The dog sat immediately.
“Sorry, sorry—” A voice from behind me, breathing hard, the specific cadence of someone who’d been running faster than they’d planned to. “She just—she saw you, and I lost the leash, and she’s been doing this all morning. She has absolutely zero—”
The voice stopped.
Hartley stood on the sidewalk six feet away, hands on his knees as he caught his breath.
He was wearing sweatpants that were doing nothing to help my morning, and a hoodie that had been washed enough times to go soft and shapeless in a way that somehow made things worse instead of better.
His hair was doing something it never did at the rink—loose, slightly disheveled, the kind of effortless that looked unfair.
“Coach,” he said.
“Hartley,” I said.
We looked at each other.
The dog looked between us with the attentive interest of someone following a tennis match.
“This is yours?” I said, nodding at the dog.
“My sister's.” He straightened up, taking the leash back from me with a hand that brushed mine for approximately half a second in the exchange, which I noted and immediately filed under irrelevant, moving on.
“Her doggy daycare's under renovation. She had a double shift this morning and apparently I'm the only person in Leah's life who doesn't have a real job.”
“You have a real job.”
“I play hockey. According to Leah, that's a hobby that pays well.” He looked down at the dog, who was now sitting on my foot. “Her name's Biscuit.”
“Of course it is.” I looked down at Biscuit, who looked back up at me with complete adoration. “She always like this?”
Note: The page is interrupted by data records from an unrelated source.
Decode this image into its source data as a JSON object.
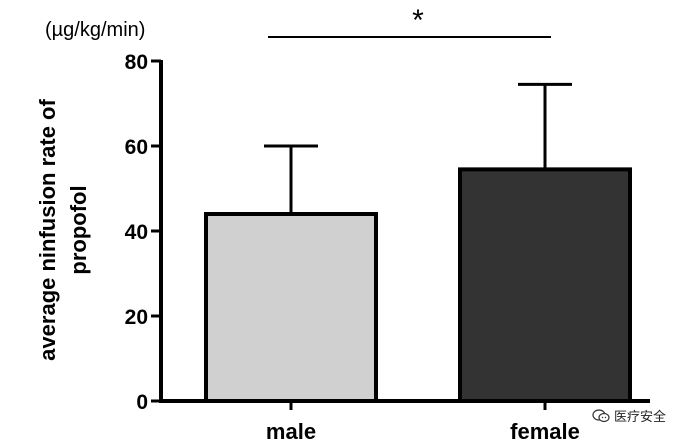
{
  "chart_data": {
    "type": "bar",
    "title": "",
    "unit_label": "(µg/kg/min)",
    "ylabel_lines": [
      "average ninfusion rate of",
      "propofol"
    ],
    "xlabel": "",
    "categories": [
      "male",
      "female"
    ],
    "values": [
      44,
      54.5
    ],
    "error_upper": [
      60,
      74.5
    ],
    "bar_colors": [
      "#d0d0d0",
      "#333333"
    ],
    "ylim": [
      0,
      80
    ],
    "yticks": [
      0,
      20,
      40,
      60,
      80
    ],
    "significance": {
      "between": [
        "male",
        "female"
      ],
      "label": "*"
    }
  },
  "watermark": {
    "text": "医疗安全"
  }
}
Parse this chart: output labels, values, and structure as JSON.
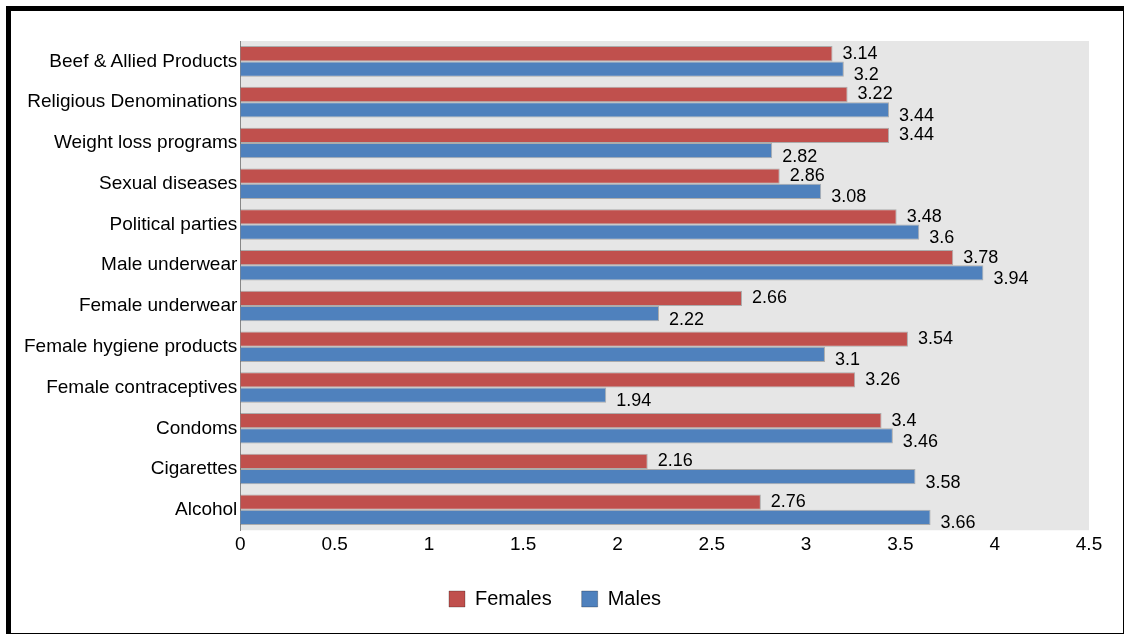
{
  "chart_data": {
    "type": "bar",
    "orientation": "horizontal",
    "categories": [
      "Beef & Allied Products",
      "Religious Denominations",
      "Weight loss programs",
      "Sexual diseases",
      "Political parties",
      "Male underwear",
      "Female underwear",
      "Female hygiene products",
      "Female contraceptives",
      "Condoms",
      "Cigarettes",
      "Alcohol"
    ],
    "series": [
      {
        "name": "Females",
        "color": "#c0504d",
        "values": [
          3.14,
          3.22,
          3.44,
          2.86,
          3.48,
          3.78,
          2.66,
          3.54,
          3.26,
          3.4,
          2.16,
          2.76
        ]
      },
      {
        "name": "Males",
        "color": "#4f81bd",
        "values": [
          3.2,
          3.44,
          2.82,
          3.08,
          3.6,
          3.94,
          2.22,
          3.1,
          1.94,
          3.46,
          3.58,
          3.66
        ]
      }
    ],
    "xlim": [
      0,
      4.5
    ],
    "xticks": [
      0,
      0.5,
      1,
      1.5,
      2,
      2.5,
      3,
      3.5,
      4,
      4.5
    ],
    "grid": false,
    "legend": "bottom",
    "data_labels": true
  }
}
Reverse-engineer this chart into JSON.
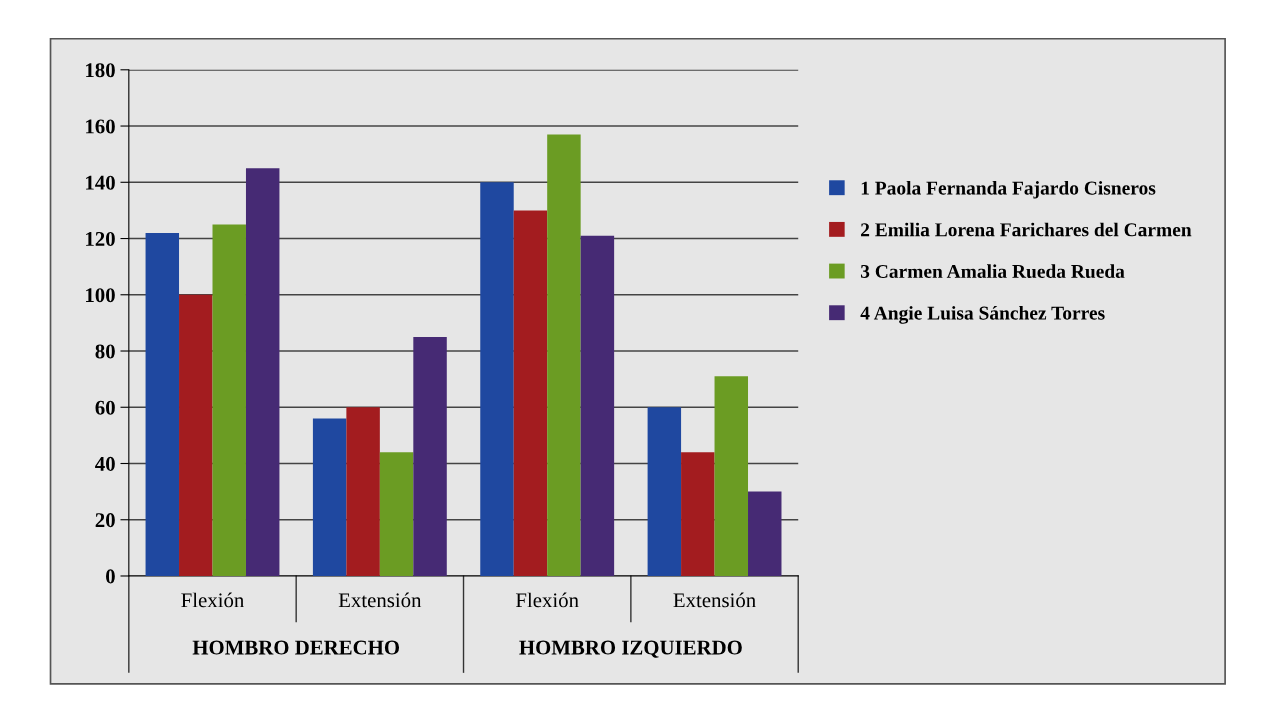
{
  "chart_data": {
    "type": "bar",
    "categories": [
      "Flexión",
      "Extensión",
      "Flexión",
      "Extensión"
    ],
    "series": [
      {
        "name": "1 Paola Fernanda Fajardo Cisneros",
        "color": "#1f48a0",
        "values": [
          122,
          56,
          140,
          60
        ]
      },
      {
        "name": "2 Emilia Lorena Farichares del Carmen",
        "color": "#a31c1f",
        "values": [
          100,
          60,
          130,
          44
        ]
      },
      {
        "name": "3 Carmen Amalia Rueda Rueda",
        "color": "#6b9c23",
        "values": [
          125,
          44,
          157,
          71
        ]
      },
      {
        "name": "4 Angie Luisa Sánchez Torres",
        "color": "#462a74",
        "values": [
          145,
          85,
          121,
          30
        ]
      }
    ],
    "annotations": [
      "HOMBRO DERECHO",
      "HOMBRO IZQUIERDO"
    ],
    "ylim": [
      0,
      180
    ],
    "yticks": [
      0,
      20,
      40,
      60,
      80,
      100,
      120,
      140,
      160,
      180
    ],
    "grid": "y",
    "legend": "right"
  }
}
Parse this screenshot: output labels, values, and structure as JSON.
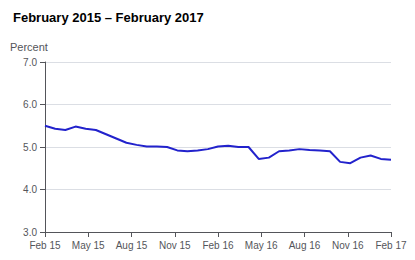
{
  "chart_data": {
    "type": "line",
    "title": "February 2015 – February 2017",
    "y_label": "Percent",
    "x": [
      0,
      0.235294,
      0.470588,
      0.705882,
      0.941176,
      1.176471,
      1.411765,
      1.647059,
      1.882353,
      2.117647,
      2.352941,
      2.588235,
      2.823529,
      3.058824,
      3.294118,
      3.529412,
      3.764706,
      4,
      4.235294,
      4.470588,
      4.705882,
      4.941176,
      5.176471,
      5.411765,
      5.647059,
      5.882353,
      6.117647,
      6.352941,
      6.588235,
      6.823529,
      7.058824,
      7.294118,
      7.529412,
      7.764706,
      8
    ],
    "values": [
      5.5,
      5.43,
      5.4,
      5.48,
      5.43,
      5.4,
      5.3,
      5.2,
      5.1,
      5.05,
      5.01,
      5.01,
      5.0,
      4.92,
      4.9,
      4.92,
      4.95,
      5.01,
      5.03,
      5.0,
      5.0,
      4.72,
      4.75,
      4.9,
      4.92,
      4.95,
      4.93,
      4.92,
      4.9,
      4.65,
      4.62,
      4.75,
      4.8,
      4.72,
      4.7
    ],
    "color": "#2222cc",
    "xlim": [
      0,
      8
    ],
    "xticks": [
      {
        "value": 0,
        "label": "Feb 15"
      },
      {
        "value": 1,
        "label": "May 15"
      },
      {
        "value": 2,
        "label": "Aug 15"
      },
      {
        "value": 3,
        "label": "Nov 15"
      },
      {
        "value": 4,
        "label": "Feb 16"
      },
      {
        "value": 5,
        "label": "May 16"
      },
      {
        "value": 6,
        "label": "Aug 16"
      },
      {
        "value": 7,
        "label": "Nov 16"
      },
      {
        "value": 8,
        "label": "Feb 17"
      }
    ],
    "ylim": [
      3.0,
      7.0
    ],
    "yticks": [
      {
        "value": 3.0,
        "label": "3.0"
      },
      {
        "value": 4.0,
        "label": "4.0"
      },
      {
        "value": 5.0,
        "label": "5.0"
      },
      {
        "value": 6.0,
        "label": "6.0"
      },
      {
        "value": 7.0,
        "label": "7.0"
      }
    ],
    "grid": true
  }
}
“She did the same thing to a fire hydrant twenty minutes ago. I don't think it's personal.” He paused. “Actually, she sat for you. She doesn't usually sit for anyone. She doesn't even sit for Leah.”
“I told her to sit.”
“And she just—” He gestured at the dog. “Biscuit. Sit.”
Biscuit looked at him with the patient expression of a creature who understood perfectly well what was being asked and had elected not to do it.
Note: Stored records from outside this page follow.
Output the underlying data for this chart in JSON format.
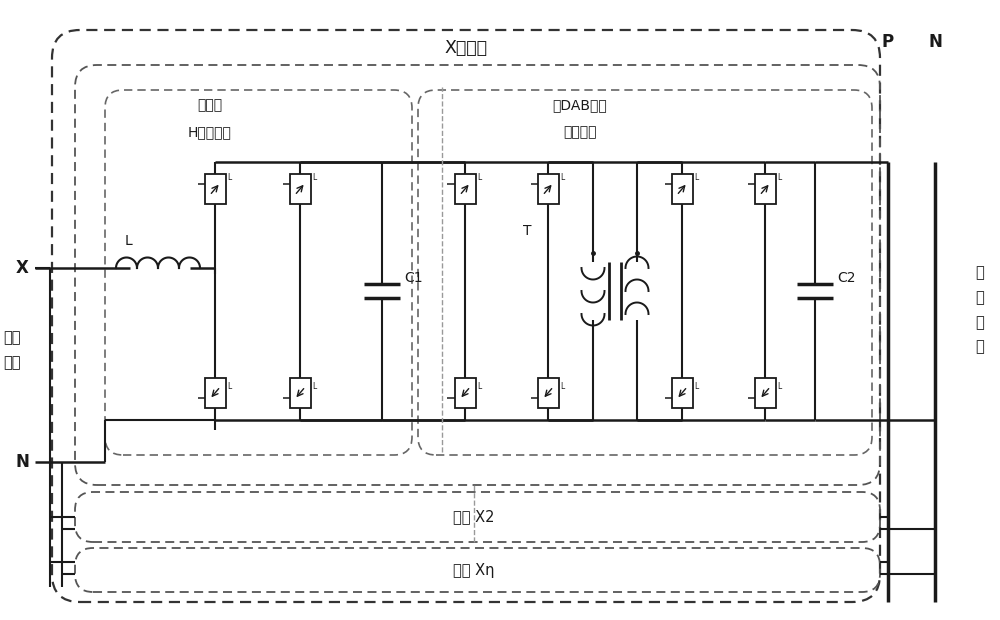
{
  "bg_color": "#ffffff",
  "line_color": "#1a1a1a",
  "fig_width": 10.0,
  "fig_height": 6.2,
  "labels": {
    "x_phase": "X",
    "n_bot": "N",
    "ac_input": "交流\n输入",
    "dc_output": "直\n流\n输\n出",
    "p_label": "P",
    "n_right": "N",
    "l_label": "L",
    "c1_label": "C1",
    "c2_label": "C2",
    "t_label": "T",
    "x_system": "X相系统",
    "cascade_line1": "级联型",
    "cascade_line2": "H桥变流器",
    "dab_line1": "多DAB输出",
    "dab_line2": "并联系统",
    "unit_x2": "单元 X2",
    "unit_xn": "单元 Xη"
  }
}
“She respects authority,” I said.
Hartley stared at his sister's dog for a moment with an expression that suggested this was a personal affront. “That's genuinely offensive.”
“Take it up with the dog.”
“I'm taking it up with you. What are you doing here?”
“I run every morning. This is me trying a new route.” I nodded at the street behind him. “What are you doing on it?”
He opened his mouth. Closed it. “Leah lives on Palmerston. I'm staying at her place while she's at work because Biscuit apparently can't be left alone for more than four hours without staging a protest that involves the couch cushions.”
I looked at the dog. The dog wagged.
“How's the couch?” I asked.
“One cushion down. Leah's going to kill me.”
The thing about being outside the rink was that it was harder to maintain the appropriate distance. At the rink I had the whistle. I had the practice plan. I had a hundred small mechanisms for keeping the necessary space in place.
But with Hartley in soft sweatpants holding a golden retriever's leash, I apparently had considerably fewer mechanisms.
I looked at the space slightly to the left of his shoulder, which was a location that didn't have sweatpants in it, and said, “You take her out yet this morning?”
Hartley blinked. “What?”
“The dog. Did you take her for a proper run?”
“Oh.” He looked down at Biscuit. “We went around the block twice but she kept stopping to smell everything. It took forty minutes.”
“Dogs need distance, not just time.” I glanced at Biscuit, who was now sitting on both my feet. “She's got energy she hasn't burned. That's why she's climbing strangers.”
“She climbs everyone. That's just her personality.”
“She sat for a stranger on command. That's training. She just needs the run to match it.” I looked back at him, which was a mistake I immediately recognized and continued to make anyway because apparently my self-preservation instincts had also taken the morning off.
He had a smear of what looked like peanut butter on his left sleeve and I had no idea what to do with that information. “Where are you headed?”